Gesù ci ha assicurato che “i poveri saranno sempre con noi” (cfr. Mt 26,11; Mc 14,7; Gv 12,8). Il valore aggiunto che il cristianesimo ha introdotto non riguarda soltanto il servizio ai poveri, ma il compito di liberarli dalla loro povertà. Non basta saziare la fame, non basta accogliere l’immigrato, ma occorre farlo diventare un cittadino appartenente a questa società con le sue responsabilità e i suoi doveri. Questo è un processo più complesso che riporta al tema dei buoni legami. Ciò che è proprio del cristianesimo e dell’Eucaristia è di interessarsi alla persona e di costruire rapporti di comunione.

Non bisogna solo sfamare i poveri, ma è necessario introdurli nel legame della fraternità, che è certamente cosa più impegnativa.

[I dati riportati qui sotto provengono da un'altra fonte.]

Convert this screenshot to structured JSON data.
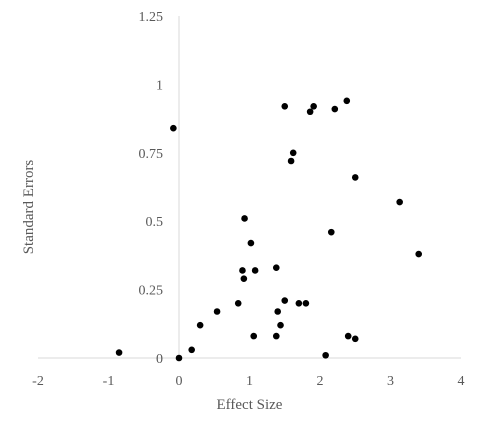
{
  "chart_data": {
    "type": "scatter",
    "title": "",
    "xlabel": "Effect Size",
    "ylabel": "Standard Errors",
    "xlim": [
      -2,
      4
    ],
    "ylim": [
      0,
      1.25
    ],
    "x_ticks": [
      "-2",
      "-1",
      "0",
      "1",
      "2",
      "3",
      "4"
    ],
    "y_ticks": [
      "0",
      "0.25",
      "0.5",
      "0.75",
      "1",
      "1.25"
    ],
    "grid": false,
    "legend": "none",
    "point_color": "#000000",
    "points": [
      {
        "x": -0.85,
        "y": 0.02
      },
      {
        "x": -0.08,
        "y": 0.84
      },
      {
        "x": 0.0,
        "y": 0.0
      },
      {
        "x": 0.18,
        "y": 0.03
      },
      {
        "x": 0.3,
        "y": 0.12
      },
      {
        "x": 0.54,
        "y": 0.17
      },
      {
        "x": 0.84,
        "y": 0.2
      },
      {
        "x": 0.9,
        "y": 0.32
      },
      {
        "x": 0.92,
        "y": 0.29
      },
      {
        "x": 0.93,
        "y": 0.51
      },
      {
        "x": 1.02,
        "y": 0.42
      },
      {
        "x": 1.06,
        "y": 0.08
      },
      {
        "x": 1.08,
        "y": 0.32
      },
      {
        "x": 1.38,
        "y": 0.08
      },
      {
        "x": 1.4,
        "y": 0.17
      },
      {
        "x": 1.38,
        "y": 0.33
      },
      {
        "x": 1.44,
        "y": 0.12
      },
      {
        "x": 1.5,
        "y": 0.21
      },
      {
        "x": 1.5,
        "y": 0.92
      },
      {
        "x": 1.59,
        "y": 0.72
      },
      {
        "x": 1.62,
        "y": 0.75
      },
      {
        "x": 1.7,
        "y": 0.2
      },
      {
        "x": 1.8,
        "y": 0.2
      },
      {
        "x": 1.86,
        "y": 0.9
      },
      {
        "x": 1.91,
        "y": 0.92
      },
      {
        "x": 2.08,
        "y": 0.01
      },
      {
        "x": 2.16,
        "y": 0.46
      },
      {
        "x": 2.21,
        "y": 0.91
      },
      {
        "x": 2.38,
        "y": 0.94
      },
      {
        "x": 2.4,
        "y": 0.08
      },
      {
        "x": 2.5,
        "y": 0.07
      },
      {
        "x": 2.5,
        "y": 0.66
      },
      {
        "x": 3.13,
        "y": 0.57
      },
      {
        "x": 3.4,
        "y": 0.38
      }
    ]
  }
}
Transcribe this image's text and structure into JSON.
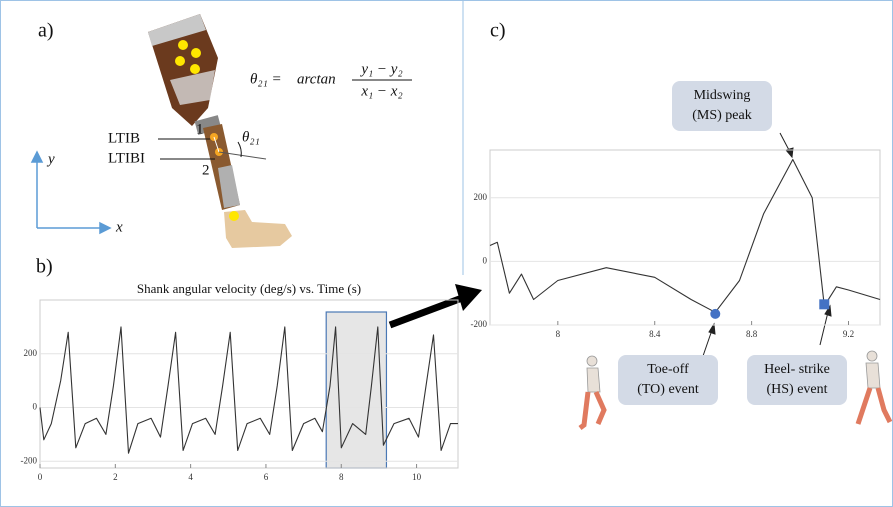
{
  "panel_labels": [
    "a)",
    "b)",
    "c)"
  ],
  "leg": {
    "labels": [
      "LTIB",
      "LTIBI"
    ],
    "points": [
      "1",
      "2"
    ],
    "angle": "θ₂₁"
  },
  "axes_icon": {
    "y": "y",
    "x": "x"
  },
  "formula": {
    "lhs": "θ₂₁ = ",
    "fn": "arctan",
    "num": "y₁ − y₂",
    "den": "x₁ − x₂"
  },
  "chart_data": [
    {
      "type": "line",
      "title": "Shank angular velocity (deg/s) vs. Time (s)",
      "x": [
        0,
        0.1,
        0.3,
        0.55,
        0.75,
        0.95,
        1.2,
        1.5,
        1.75,
        1.95,
        2.15,
        2.35,
        2.6,
        2.95,
        3.2,
        3.4,
        3.6,
        3.8,
        4.05,
        4.4,
        4.65,
        4.85,
        5.05,
        5.25,
        5.5,
        5.85,
        6.1,
        6.3,
        6.5,
        6.7,
        7.0,
        7.3,
        7.5,
        7.7,
        7.85,
        8.0,
        8.3,
        8.65,
        8.8,
        8.97,
        9.12,
        9.4,
        9.8,
        10.05,
        10.25,
        10.45,
        10.65,
        10.9,
        11.1
      ],
      "values": [
        0,
        -120,
        -60,
        100,
        280,
        -150,
        -60,
        -40,
        -100,
        80,
        300,
        -170,
        -60,
        -40,
        -110,
        80,
        280,
        -160,
        -60,
        -40,
        -100,
        80,
        280,
        -160,
        -60,
        -40,
        -100,
        80,
        300,
        -160,
        -60,
        -40,
        -90,
        80,
        300,
        -150,
        -60,
        -100,
        80,
        300,
        -140,
        -60,
        -40,
        -110,
        80,
        270,
        -160,
        -60,
        -60
      ],
      "color": "#333333",
      "xlim": [
        0,
        11.1
      ],
      "xticks": [
        0,
        2,
        4,
        6,
        8,
        10
      ],
      "ylim": [
        -225,
        400
      ],
      "yticks": [
        -200,
        0,
        200
      ],
      "grid": true,
      "highlight": [
        7.6,
        9.2
      ]
    },
    {
      "type": "line",
      "x": [
        7.72,
        7.75,
        7.8,
        7.85,
        7.9,
        8.0,
        8.2,
        8.4,
        8.55,
        8.65,
        8.75,
        8.85,
        8.97,
        9.05,
        9.1,
        9.15,
        9.2,
        9.33
      ],
      "values": [
        50,
        60,
        -100,
        -40,
        -120,
        -60,
        -20,
        -50,
        -120,
        -160,
        -60,
        150,
        320,
        200,
        -140,
        -80,
        -90,
        -120
      ],
      "color": "#333333",
      "xlim": [
        7.72,
        9.33
      ],
      "xticks": [
        8,
        8.4,
        8.8,
        9.2
      ],
      "ylim": [
        -200,
        350
      ],
      "yticks": [
        -200,
        0,
        200
      ],
      "grid": true,
      "markers": [
        {
          "x": 8.65,
          "y": -165,
          "shape": "circle",
          "color": "#4472c4"
        },
        {
          "x": 9.1,
          "y": -135,
          "shape": "square",
          "color": "#4472c4"
        }
      ],
      "annotations": [
        {
          "lines": [
            "Midswing",
            "(MS) peak"
          ]
        },
        {
          "lines": [
            "Toe-off",
            "(TO) event"
          ]
        },
        {
          "lines": [
            "Heel- strike",
            "(HS) event"
          ]
        }
      ]
    }
  ]
}
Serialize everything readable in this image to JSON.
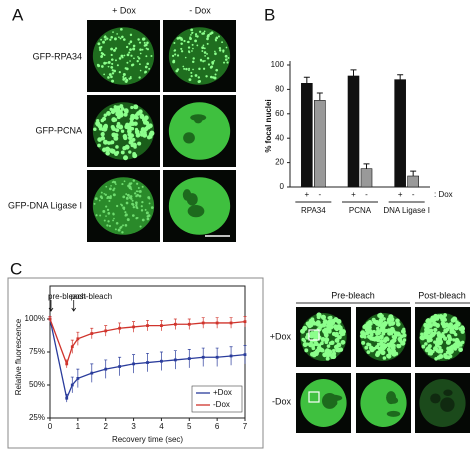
{
  "panels": {
    "a": {
      "label": "A",
      "columns": [
        "+ Dox",
        "- Dox"
      ],
      "rows": [
        "GFP-RPA34",
        "GFP-PCNA",
        "GFP-DNA Ligase I"
      ]
    },
    "b": {
      "label": "B"
    },
    "c": {
      "label": "C",
      "groups": [
        "Pre-bleach",
        "Post-bleach"
      ],
      "rows": [
        "+Dox",
        "-Dox"
      ]
    }
  },
  "chart_data": [
    {
      "type": "bar",
      "y_label": "% focal nuclei",
      "categories": [
        "RPA34",
        "PCNA",
        "DNA Ligase I"
      ],
      "series": [
        {
          "name": "+",
          "color": "#111111",
          "values": [
            85,
            91,
            88
          ],
          "errors": [
            5,
            5,
            4
          ]
        },
        {
          "name": "-",
          "color": "#999999",
          "values": [
            71,
            15,
            9
          ],
          "errors": [
            6,
            4,
            4
          ]
        }
      ],
      "annotation": ": Dox",
      "ylim": [
        0,
        100
      ],
      "yticks": [
        0,
        20,
        40,
        60,
        80,
        100
      ]
    },
    {
      "type": "line",
      "x_label": "Recovery time (sec)",
      "y_label": "Relative fluorescence",
      "annotations": [
        "pre-bleach",
        "post-bleach"
      ],
      "x": [
        0,
        0.6,
        0.8,
        1,
        1.5,
        2,
        2.5,
        3,
        3.5,
        4,
        4.5,
        5,
        5.5,
        6,
        6.5,
        7
      ],
      "series": [
        {
          "name": "+Dox",
          "color": "#2a3c9c",
          "values": [
            100,
            40,
            50,
            55,
            59,
            62,
            64,
            66,
            67,
            68,
            69,
            70,
            71,
            71,
            72,
            73
          ],
          "errors": [
            2,
            3,
            6,
            7,
            7,
            7,
            7,
            7,
            7,
            7,
            7,
            7,
            7,
            7,
            7,
            7
          ]
        },
        {
          "name": "-Dox",
          "color": "#d0342c",
          "values": [
            100,
            66,
            79,
            85,
            89,
            91,
            93,
            94,
            95,
            95,
            96,
            96,
            97,
            97,
            97,
            98
          ],
          "errors": [
            2,
            3,
            5,
            5,
            4,
            4,
            4,
            4,
            4,
            4,
            4,
            4,
            4,
            4,
            4,
            4
          ]
        }
      ],
      "xlim": [
        0,
        7
      ],
      "xticks": [
        0,
        1,
        2,
        3,
        4,
        5,
        6,
        7
      ],
      "ylim": [
        25,
        125
      ],
      "yticks": [
        {
          "value": 25,
          "label": "25%"
        },
        {
          "value": 50,
          "label": "50%"
        },
        {
          "value": 75,
          "label": "75%"
        },
        {
          "value": 100,
          "label": "100%"
        }
      ],
      "legend": "lower-right"
    }
  ]
}
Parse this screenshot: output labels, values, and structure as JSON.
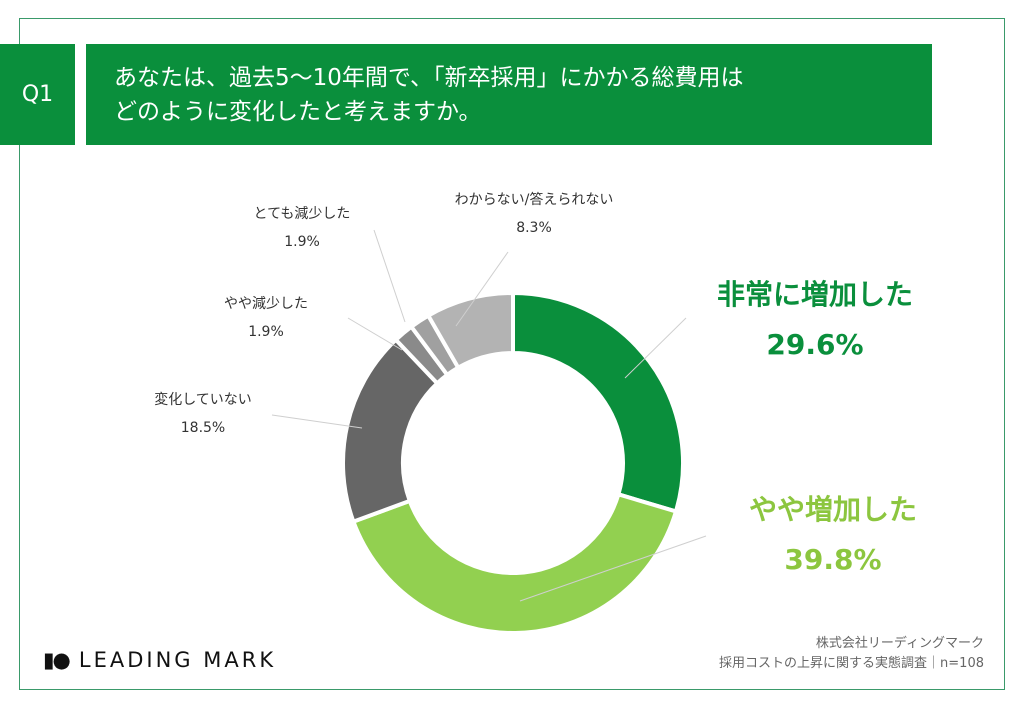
{
  "header": {
    "question_no": "Q1",
    "question_lines": [
      "あなたは、過去5〜10年間で、「新卒採用」にかかる総費用は",
      "どのように変化したと考えますか。"
    ]
  },
  "chart_data": {
    "type": "pie",
    "variant": "donut",
    "start": "12 o'clock, clockwise",
    "slices": [
      {
        "label": "非常に増加した",
        "value": 29.6,
        "display": "29.6%",
        "color": "#0a8f3c"
      },
      {
        "label": "やや増加した",
        "value": 39.8,
        "display": "39.8%",
        "color": "#92d050"
      },
      {
        "label": "変化していない",
        "value": 18.5,
        "display": "18.5%",
        "color": "#666666"
      },
      {
        "label": "やや減少した",
        "value": 1.9,
        "display": "1.9%",
        "color": "#8a8a8a"
      },
      {
        "label": "とても減少した",
        "value": 1.9,
        "display": "1.9%",
        "color": "#a0a0a0"
      },
      {
        "label": "わからない/答えられない",
        "value": 8.3,
        "display": "8.3%",
        "color": "#b3b3b3"
      }
    ]
  },
  "footer": {
    "logo_text": "LEADING MARK",
    "logo_mark": "D●",
    "source_company": "株式会社リーディングマーク",
    "source_survey": "採用コストの上昇に関する実態調査｜n=108"
  }
}
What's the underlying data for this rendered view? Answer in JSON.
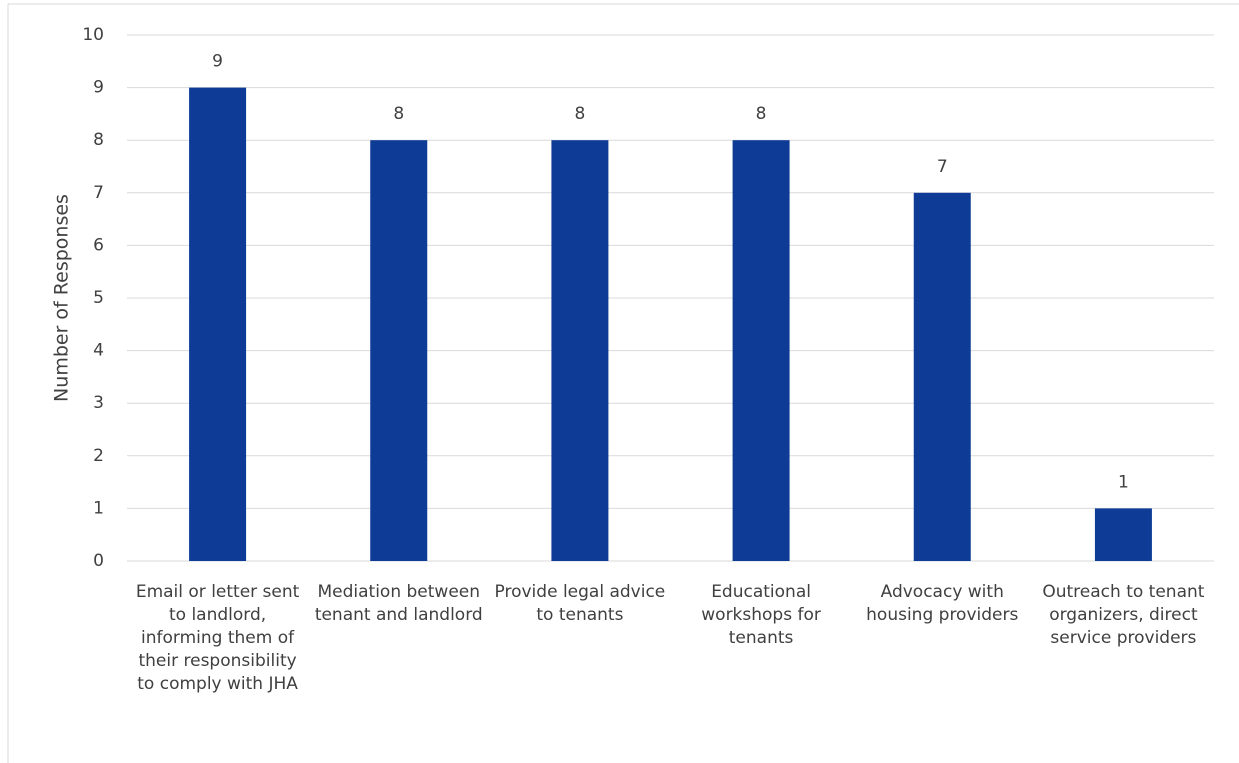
{
  "chart_data": {
    "type": "bar",
    "y_label": "Number of Responses",
    "categories": [
      "Email or letter sent to landlord, informing them of their responsibility to comply with JHA",
      "Mediation between tenant and landlord",
      "Provide legal advice to tenants",
      "Educational workshops for tenants",
      "Advocacy with housing providers",
      "Outreach to tenant organizers, direct service providers"
    ],
    "values": [
      9,
      8,
      8,
      8,
      7,
      1
    ],
    "color": "#0d3b96",
    "ylim": [
      0,
      10
    ],
    "yticks": [
      0,
      1,
      2,
      3,
      4,
      5,
      6,
      7,
      8,
      9,
      10
    ],
    "grid": true,
    "data_labels": true
  }
}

Ciò ci riporta al punto iniziale, al rapporto tra beni e Parola, l’unico legame che fa respirare la vita. Possiamo dire tutto questo con buona coscienza, perché sappiamo che a partire dall’Eucaristia la Chiesa è stata nella storia e continua ad essere sino ad oggi una chiesa della carità. Una nube interminabile di testimoni ha mostrato la valenza sociale dell’Eucaristia nel servizio ai poveri di ogni tempo. Ma la sua azione è stata più efficace non tanto per il numero di poveri che ha servito, ma per le persone che ha coinvolto nella stessa avventura. Tutti i santi della carità sono stati grandi trascinatori.

Questo mi sono sentito di dirvi nel giorno della vostra festa. L’augurio che porgo alle comunità del Cusio, che sono ancora comunità vive, è di saper mantenere la capacità che ha l’Eucaristia di influire sulla vita sociale, per introdurvi il balsamo della gratuità, la forza della comunione e il dono della carità.